If this ruling requires the governmental body to release all or part of the requested information, the governmental body is responsible for taking the next step. Based on the statute, the attorney general expects that, within 10 calendar days of this ruling, the governmental body will do one of the following three things: 1) release the public records; 2) notify the requestor of the exact day, time, and place that copies of the records will be provided or that the records can be inspected; or 3) notify the requestor of the governmental body's intent to challenge this letter ruling in court. If the governmental body fails to do one of these three things within 10 calendar days of this ruling, then the requestor should report that failure to the attorney general's Open Government Hotline, toll free, at 877/673-6839. The requestor may also file a complaint with the district or county attorney. Id. § 552.3215(e).

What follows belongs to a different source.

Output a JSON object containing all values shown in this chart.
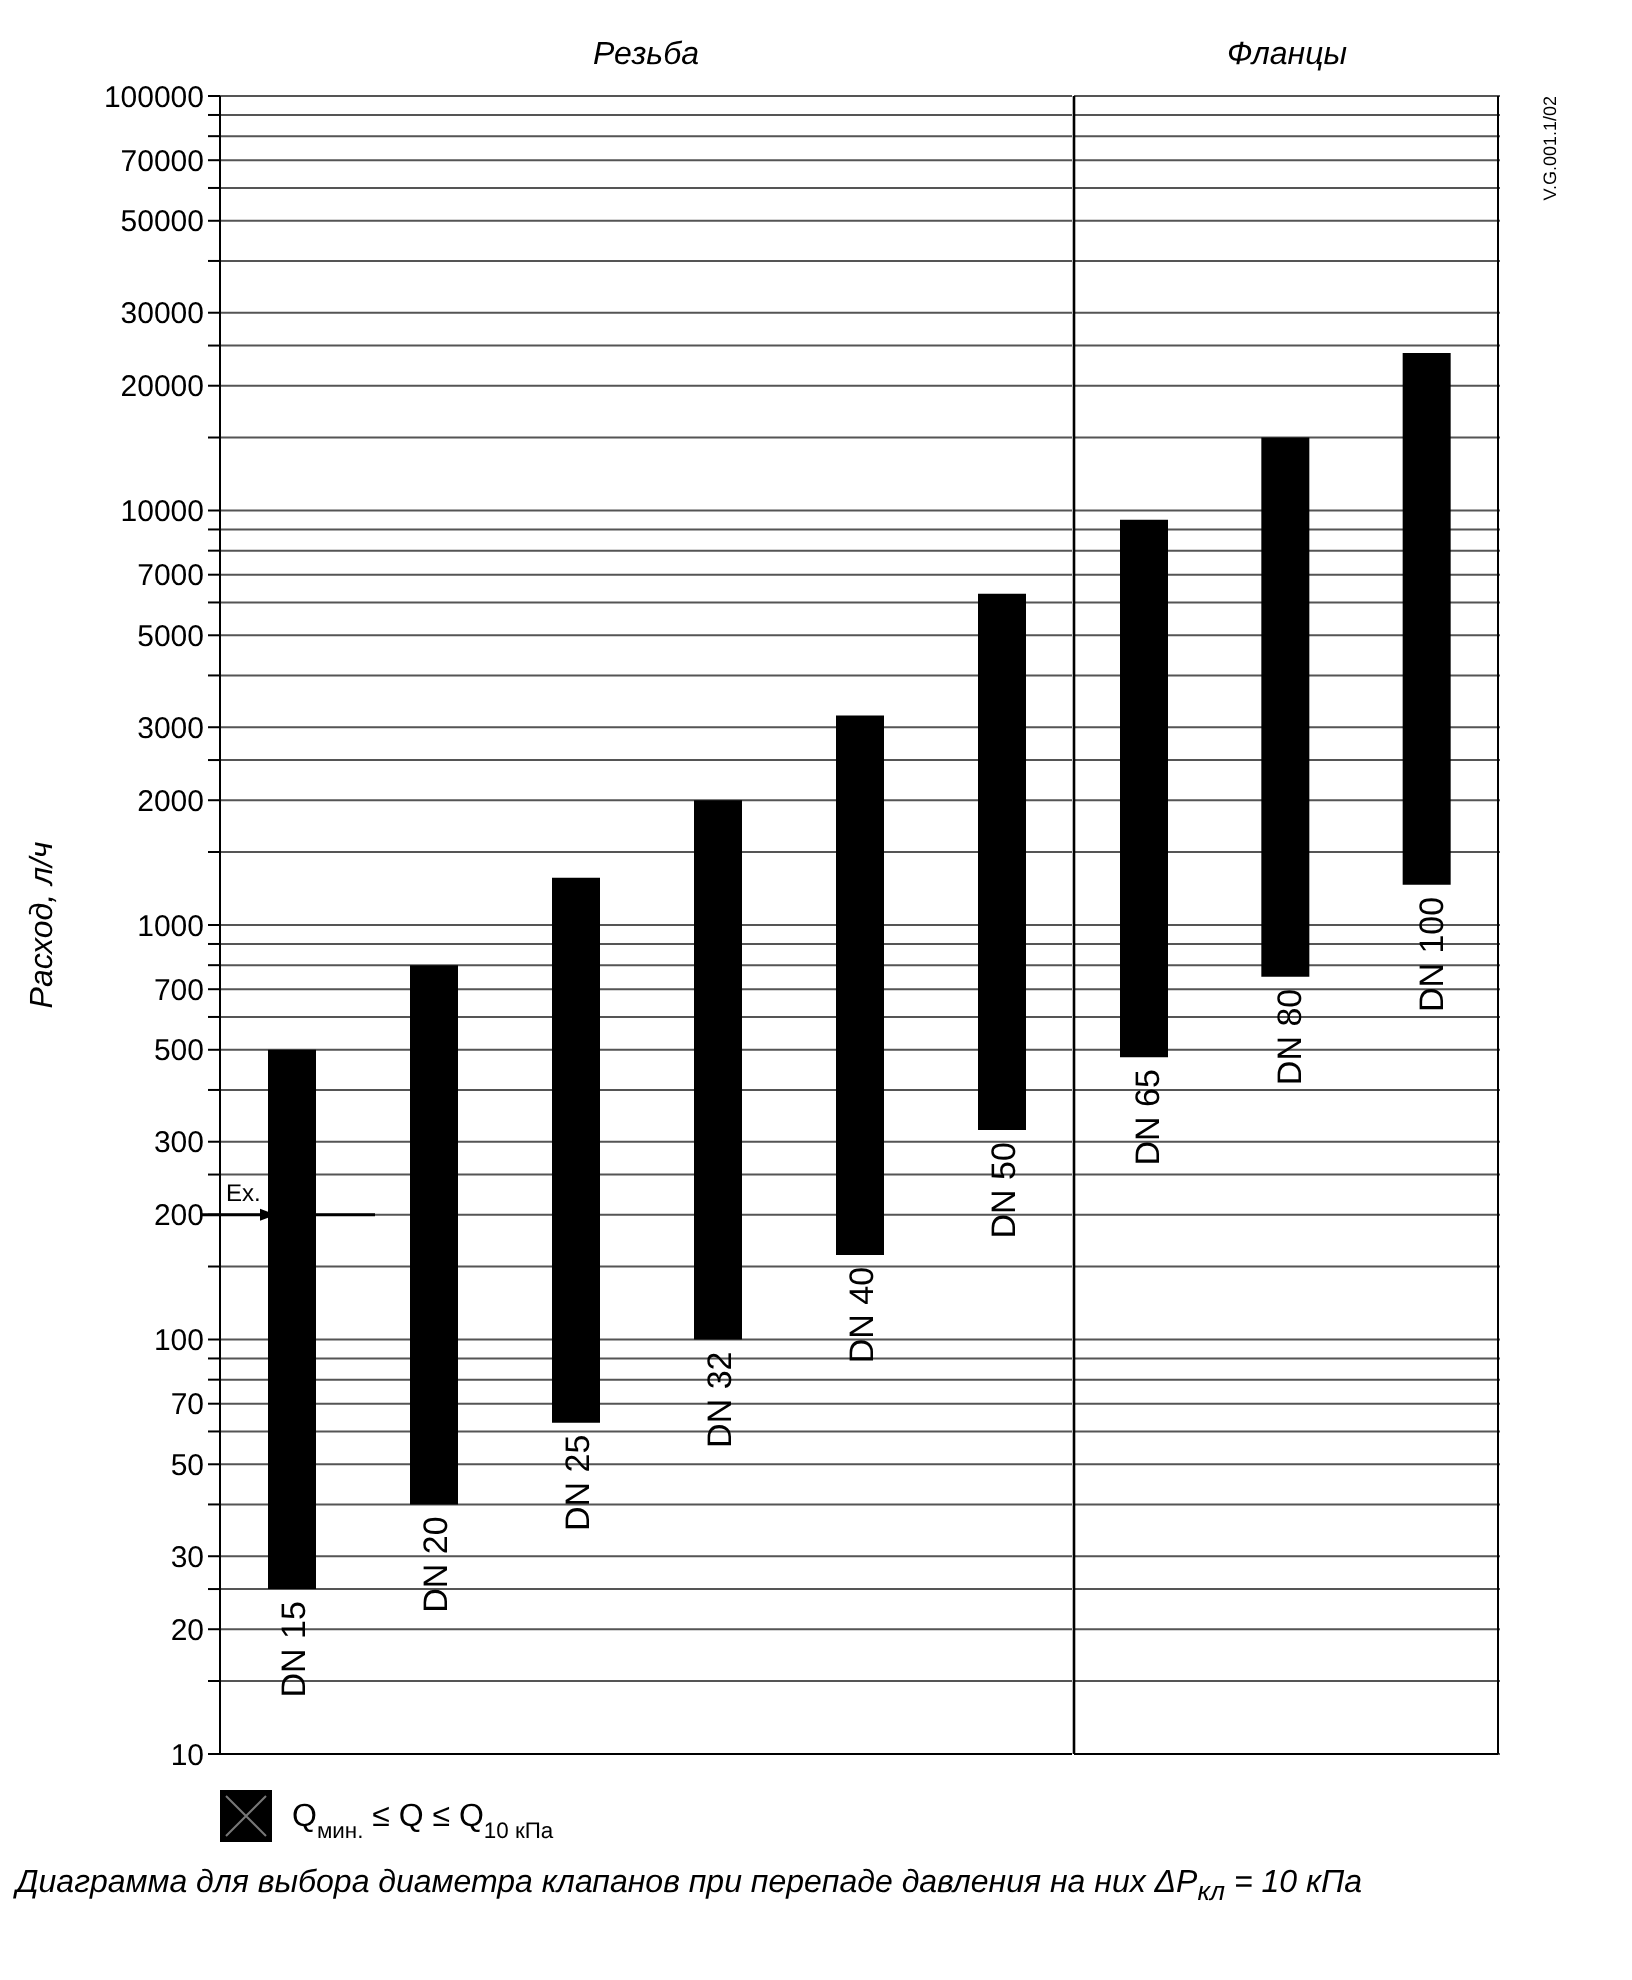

If this ruling requires or permits the governmental body to withhold all or some of the requested information, the requestor can appeal that decision by suing the governmental body. Id. § 552.321(a); Texas Department of Public Safety v. Gilbreath, 842 S.W.2d 408, 411 (Tex. App.-Austin 1992, no writ).
If the governmental body, the requestor, or any other person has questions or comments about this ruling, they may contact our office. Although there is no statutory deadline for contacting us, the attorney general prefers to receive any comments within 10 calendar days of the date of this ruling.
Noelle C. Letteri
Ref: ID# 134659
Encl. Submitted documents
cc: Ms. Jan Soifer
1. We assume that the "representative sample" of records submitted to this office is truly representative of the requested records as a whole. See Open Records Decision Nos. 499 (1988), 497 (1988). Here, we do not address any other requested records to the extent that those records contain substantially different types of information than those submitted to this office.
2. See Act of May 29, 1999, 76th Leg., R.S., ch. 1190 § 1, 1999 Tex. Sess. Law Serv. 4168, 4168-4174.